On 15-12-29 05:22 PM, Stephen Smalley wrote:
I don't understand why the filesystem relabelto operation is required (I
suspect it may be related to our fs_use entry for ecryptfs). Even when the
mount-point context matches the context of the vfat filesystem, you still
need a relabelto operation (i.e. the operation still seems to be required
even when we are relabeling from X to X).

Permission is always checked on a context= mount, regardless of
whether the context actually differs.

Do you happen to know why selinux chooses to ignore the security label in that operation? Was it done just to simplify the implementation? Performance does not seem to be valid concern here.

If we change the neverallow rule to something like this:

   neverallow domain {fs_type -contextmount_type -sdcard_type}:filesystem
relabelto;

Then everything works great.  Unfortunately, we cannot do that without
violating CDD :-(

Correct, and making this change in AOSP would violate the intent of
the neverallow in the first place as it would then be possible to
remount /system as a sdcard type and then write to it.

I understand the intent of the aosp change (to prevent remounts under /system that change security context), but the effect of the sepolicy change is too broad.
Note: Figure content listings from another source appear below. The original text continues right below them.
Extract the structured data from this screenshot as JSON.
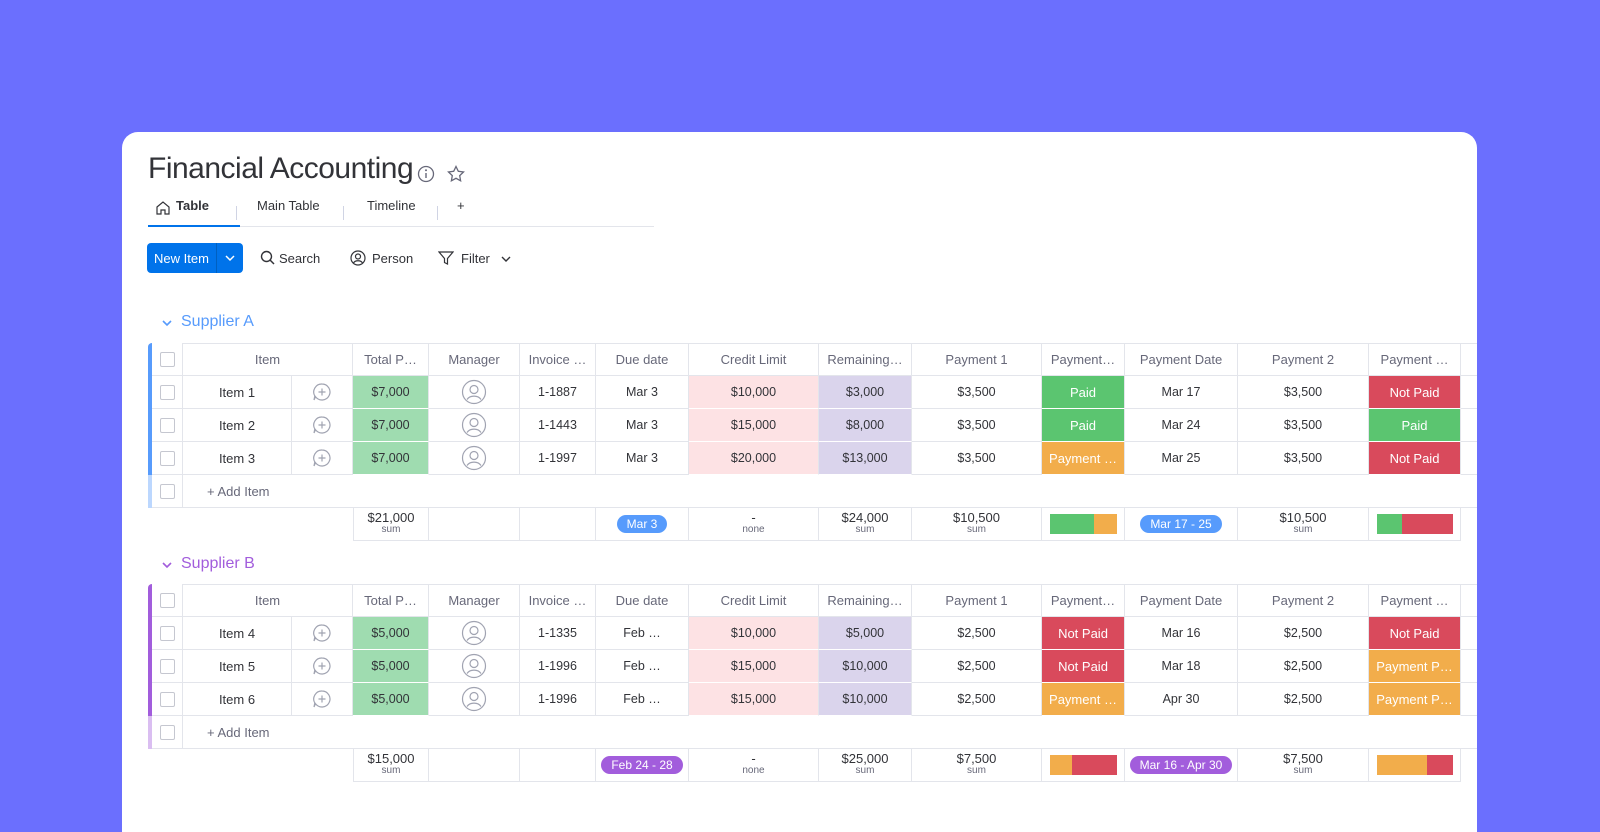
{
  "header": {
    "title": "Financial Accounting"
  },
  "tabs": [
    "Table",
    "Main Table",
    "Timeline",
    "+"
  ],
  "toolbar": {
    "new_item": "New Item",
    "search": "Search",
    "person": "Person",
    "filter": "Filter"
  },
  "columns": [
    "Item",
    "Total P…",
    "Manager",
    "Invoice …",
    "Due date",
    "Credit Limit",
    "Remaining…",
    "Payment 1",
    "Payment…",
    "Payment Date",
    "Payment 2",
    "Payment …"
  ],
  "groups": [
    {
      "name": "Supplier A",
      "color": "#579bfc",
      "rows": [
        {
          "item": "Item 1",
          "total": "$7,000",
          "invoice": "1-1887",
          "due": "Mar 3",
          "credit": "$10,000",
          "remaining": "$3,000",
          "payment1": "$3,500",
          "status1": {
            "label": "Paid",
            "color": "#5bc570"
          },
          "pay_date": "Mar 17",
          "payment2": "$3,500",
          "status2": {
            "label": "Not Paid",
            "color": "#d94a5c"
          }
        },
        {
          "item": "Item 2",
          "total": "$7,000",
          "invoice": "1-1443",
          "due": "Mar 3",
          "credit": "$15,000",
          "remaining": "$8,000",
          "payment1": "$3,500",
          "status1": {
            "label": "Paid",
            "color": "#5bc570"
          },
          "pay_date": "Mar 24",
          "payment2": "$3,500",
          "status2": {
            "label": "Paid",
            "color": "#5bc570"
          }
        },
        {
          "item": "Item 3",
          "total": "$7,000",
          "invoice": "1-1997",
          "due": "Mar 3",
          "credit": "$20,000",
          "remaining": "$13,000",
          "payment1": "$3,500",
          "status1": {
            "label": "Payment …",
            "color": "#f2ad4b"
          },
          "pay_date": "Mar 25",
          "payment2": "$3,500",
          "status2": {
            "label": "Not Paid",
            "color": "#d94a5c"
          }
        }
      ],
      "add_item": "+ Add Item",
      "summary": {
        "total": {
          "value": "$21,000",
          "label": "sum"
        },
        "due": "Mar 3",
        "credit": {
          "value": "-",
          "label": "none"
        },
        "remaining": {
          "value": "$24,000",
          "label": "sum"
        },
        "payment1": {
          "value": "$10,500",
          "label": "sum"
        },
        "status1": [
          {
            "color": "#5bc570",
            "count": 2
          },
          {
            "color": "#f2ad4b",
            "count": 1
          }
        ],
        "pay_date": "Mar 17 - 25",
        "payment2": {
          "value": "$10,500",
          "label": "sum"
        },
        "status2": [
          {
            "color": "#5bc570",
            "count": 1
          },
          {
            "color": "#d94a5c",
            "count": 2
          }
        ]
      }
    },
    {
      "name": "Supplier B",
      "color": "#a25ddc",
      "rows": [
        {
          "item": "Item 4",
          "total": "$5,000",
          "invoice": "1-1335",
          "due": "Feb …",
          "credit": "$10,000",
          "remaining": "$5,000",
          "payment1": "$2,500",
          "status1": {
            "label": "Not Paid",
            "color": "#d94a5c"
          },
          "pay_date": "Mar 16",
          "payment2": "$2,500",
          "status2": {
            "label": "Not Paid",
            "color": "#d94a5c"
          }
        },
        {
          "item": "Item 5",
          "total": "$5,000",
          "invoice": "1-1996",
          "due": "Feb …",
          "credit": "$15,000",
          "remaining": "$10,000",
          "payment1": "$2,500",
          "status1": {
            "label": "Not Paid",
            "color": "#d94a5c"
          },
          "pay_date": "Mar 18",
          "payment2": "$2,500",
          "status2": {
            "label": "Payment P…",
            "color": "#f2ad4b"
          }
        },
        {
          "item": "Item 6",
          "total": "$5,000",
          "invoice": "1-1996",
          "due": "Feb …",
          "credit": "$15,000",
          "remaining": "$10,000",
          "payment1": "$2,500",
          "status1": {
            "label": "Payment …",
            "color": "#f2ad4b"
          },
          "pay_date": "Apr 30",
          "payment2": "$2,500",
          "status2": {
            "label": "Payment P…",
            "color": "#f2ad4b"
          }
        }
      ],
      "add_item": "+ Add Item",
      "summary": {
        "total": {
          "value": "$15,000",
          "label": "sum"
        },
        "due": "Feb 24 - 28",
        "credit": {
          "value": "-",
          "label": "none"
        },
        "remaining": {
          "value": "$25,000",
          "label": "sum"
        },
        "payment1": {
          "value": "$7,500",
          "label": "sum"
        },
        "status1": [
          {
            "color": "#f2ad4b",
            "count": 1
          },
          {
            "color": "#d94a5c",
            "count": 2
          }
        ],
        "pay_date": "Mar 16 - Apr 30",
        "payment2": {
          "value": "$7,500",
          "label": "sum"
        },
        "status2": [
          {
            "color": "#f2ad4b",
            "count": 2
          },
          {
            "color": "#d94a5c",
            "count": 1
          }
        ]
      }
    }
  ]
}
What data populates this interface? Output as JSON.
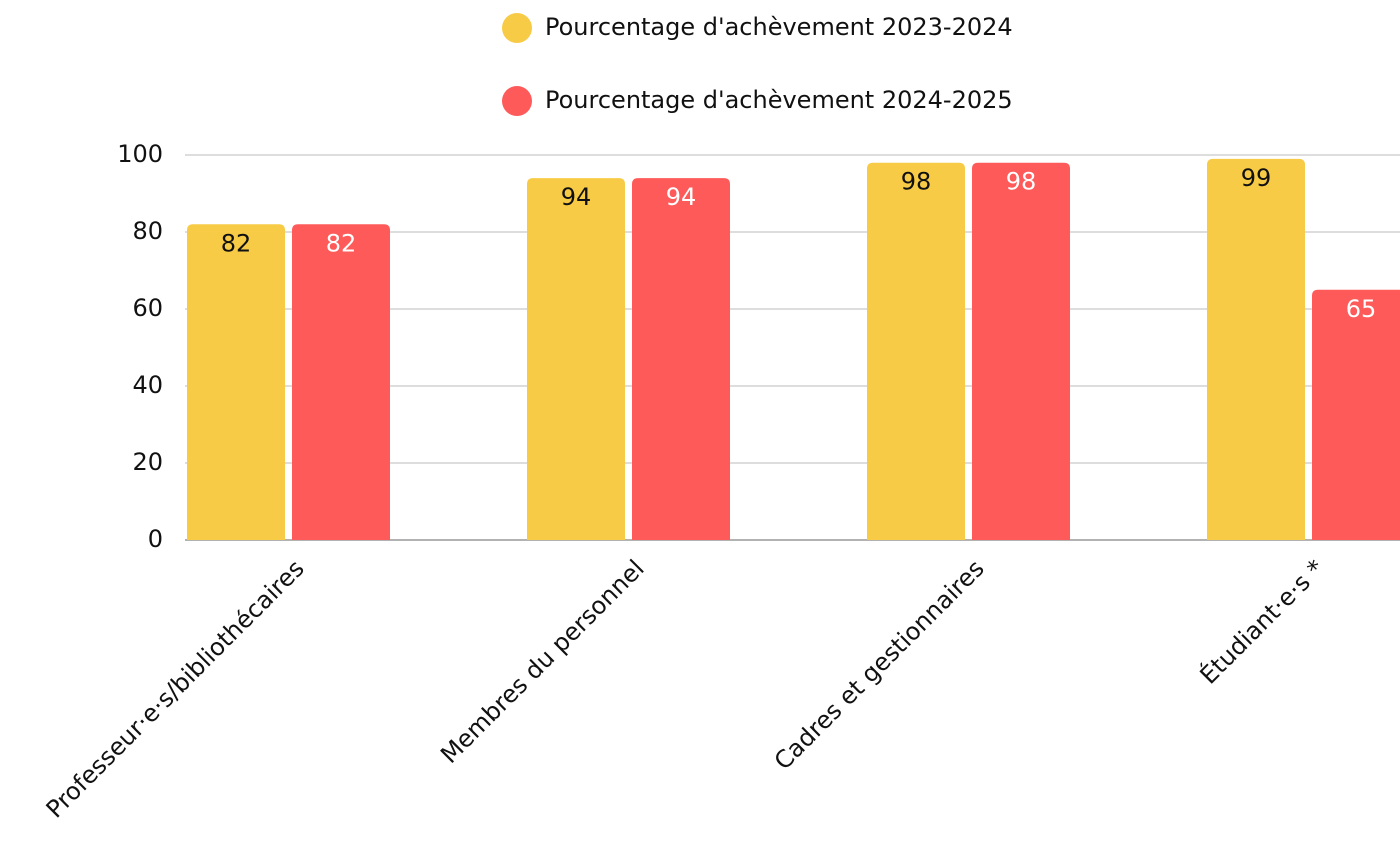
{
  "chart_data": {
    "type": "bar",
    "categories": [
      "Professeur·e·s/bibliothécaires",
      "Membres du personnel",
      "Cadres et gestionnaires",
      "Étudiant·e·s *"
    ],
    "series": [
      {
        "name": "Pourcentage d'achèvement 2023-2024",
        "color": "#f7cb45",
        "values": [
          82,
          94,
          98,
          99
        ]
      },
      {
        "name": "Pourcentage d'achèvement 2024-2025",
        "color": "#ff5a5a",
        "values": [
          82,
          94,
          98,
          65
        ]
      }
    ],
    "ylim": [
      0,
      100
    ],
    "yticks": [
      0,
      20,
      40,
      60,
      80,
      100
    ],
    "grid": true
  }
}
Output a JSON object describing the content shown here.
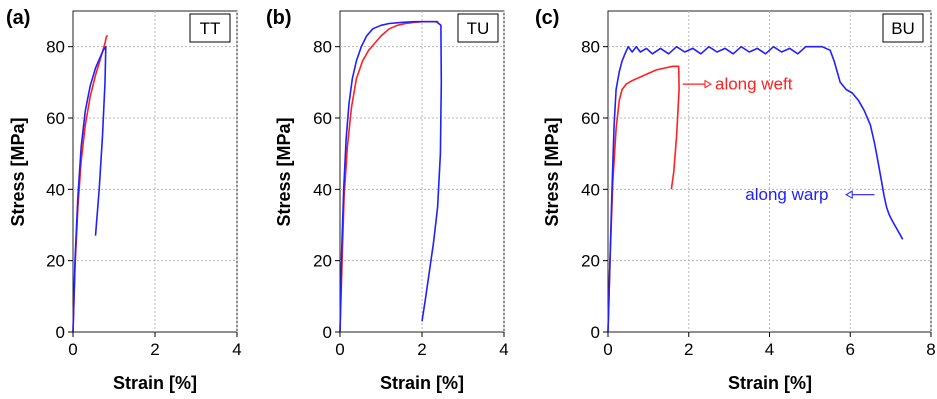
{
  "chart_data": [
    {
      "type": "line",
      "panel_label": "(a)",
      "tag": "TT",
      "xlabel": "Strain [%]",
      "ylabel": "Stress [MPa]",
      "xlim": [
        0,
        4
      ],
      "ylim": [
        0,
        90
      ],
      "xticks": [
        0,
        2,
        4
      ],
      "yticks": [
        0,
        20,
        40,
        60,
        80
      ],
      "grid": true,
      "series": [
        {
          "color": "#ff2020",
          "x": [
            0,
            0.05,
            0.12,
            0.2,
            0.3,
            0.42,
            0.55,
            0.68,
            0.78,
            0.82,
            0.85
          ],
          "y": [
            0,
            18,
            35,
            48,
            58,
            66,
            72,
            77,
            81,
            83,
            83
          ]
        },
        {
          "color": "#2020ff",
          "x": [
            0,
            0.05,
            0.12,
            0.2,
            0.3,
            0.42,
            0.55,
            0.66,
            0.74,
            0.8,
            0.78,
            0.72,
            0.64,
            0.55
          ],
          "y": [
            0,
            20,
            38,
            52,
            62,
            69,
            74,
            77,
            79,
            80,
            70,
            55,
            40,
            27
          ]
        }
      ],
      "annotations": []
    },
    {
      "type": "line",
      "panel_label": "(b)",
      "tag": "TU",
      "xlabel": "Strain [%]",
      "ylabel": "Stress [MPa]",
      "xlim": [
        0,
        4
      ],
      "ylim": [
        0,
        90
      ],
      "xticks": [
        0,
        2,
        4
      ],
      "yticks": [
        0,
        20,
        40,
        60,
        80
      ],
      "grid": true,
      "series": [
        {
          "color": "#ff2020",
          "x": [
            0,
            0.05,
            0.1,
            0.18,
            0.28,
            0.4,
            0.55,
            0.7,
            0.85,
            1.0,
            1.2,
            1.4,
            1.6,
            1.8,
            2.0,
            2.2,
            2.4
          ],
          "y": [
            0,
            20,
            38,
            52,
            63,
            71,
            76,
            79,
            81,
            83,
            85,
            86,
            86.5,
            86.8,
            87,
            87,
            87
          ]
        },
        {
          "color": "#2020ff",
          "x": [
            0,
            0.04,
            0.09,
            0.15,
            0.22,
            0.3,
            0.4,
            0.52,
            0.65,
            0.8,
            1.0,
            1.2,
            1.5,
            1.8,
            2.1,
            2.35,
            2.46,
            2.47,
            2.45,
            2.38,
            2.28,
            2.18,
            2.08,
            2.0
          ],
          "y": [
            0,
            22,
            40,
            54,
            64,
            71,
            76,
            80,
            83,
            85,
            86,
            86.5,
            86.8,
            87,
            87,
            87,
            86,
            70,
            50,
            35,
            25,
            17,
            9,
            3
          ]
        }
      ],
      "annotations": []
    },
    {
      "type": "line",
      "panel_label": "(c)",
      "tag": "BU",
      "xlabel": "Strain [%]",
      "ylabel": "Stress [MPa]",
      "xlim": [
        0,
        8
      ],
      "ylim": [
        0,
        90
      ],
      "xticks": [
        0,
        2,
        4,
        6,
        8
      ],
      "yticks": [
        0,
        20,
        40,
        60,
        80
      ],
      "grid": true,
      "series": [
        {
          "color": "#ff2020",
          "x": [
            0,
            0.05,
            0.12,
            0.2,
            0.28,
            0.35,
            0.45,
            0.6,
            0.8,
            1.0,
            1.2,
            1.4,
            1.6,
            1.75,
            1.76,
            1.7,
            1.63,
            1.57
          ],
          "y": [
            0,
            20,
            42,
            57,
            65,
            68,
            69.5,
            70.5,
            71.5,
            72.5,
            73.5,
            74,
            74.5,
            74.5,
            68,
            55,
            45,
            40
          ]
        },
        {
          "color": "#2020ff",
          "x": [
            0,
            0.05,
            0.1,
            0.15,
            0.2,
            0.28,
            0.35,
            0.42,
            0.5,
            0.6,
            0.7,
            0.8,
            0.95,
            1.1,
            1.3,
            1.5,
            1.7,
            1.9,
            2.1,
            2.3,
            2.5,
            2.7,
            2.9,
            3.1,
            3.3,
            3.5,
            3.7,
            3.9,
            4.1,
            4.3,
            4.5,
            4.7,
            4.9,
            5.1,
            5.3,
            5.5,
            5.6,
            5.75,
            5.9,
            6.05,
            6.2,
            6.35,
            6.5,
            6.6,
            6.7,
            6.78,
            6.84,
            6.9,
            6.96,
            7.05,
            7.15,
            7.25,
            7.3
          ],
          "y": [
            0,
            20,
            40,
            58,
            68,
            73,
            76,
            78,
            80,
            78.5,
            80,
            78.5,
            79.5,
            78,
            79.5,
            78,
            80,
            78.5,
            79.5,
            78,
            80,
            78.5,
            79.5,
            78,
            80,
            78.5,
            79.5,
            78,
            80,
            78.5,
            79.5,
            78,
            80,
            80,
            80,
            79,
            76,
            70,
            68,
            67,
            65,
            62,
            58,
            53,
            47,
            42,
            38,
            35,
            33,
            31,
            29,
            27,
            26
          ]
        }
      ],
      "annotations": [
        {
          "text": "along weft",
          "color": "#ff2020",
          "text_x": 2.65,
          "text_y": 68,
          "arrow_from": [
            2.55,
            69.5
          ],
          "arrow_to": [
            1.85,
            69.5
          ],
          "arrow_dir": "right"
        },
        {
          "text": "along warp",
          "color": "#2020ff",
          "text_x": 3.4,
          "text_y": 37,
          "arrow_from": [
            6.6,
            38.5
          ],
          "arrow_to": [
            5.9,
            38.5
          ],
          "arrow_dir": "left"
        }
      ]
    }
  ]
}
Can't you block context-remounts under /system without blocking them everywhere else, too?

I think the only real options here are either to try to get a
waiver/exception to the CDD for this one case, or don't use ecryptfs
over vfat.  In Android 6.0, with adoptable storage, wouldn't the
sdcard be formatted with ext4 and thus your existing fs_use entry
would work fine?

We need to support Lollipop. Further, some Marshmallow devices allow access to external storage in a "portable" mode.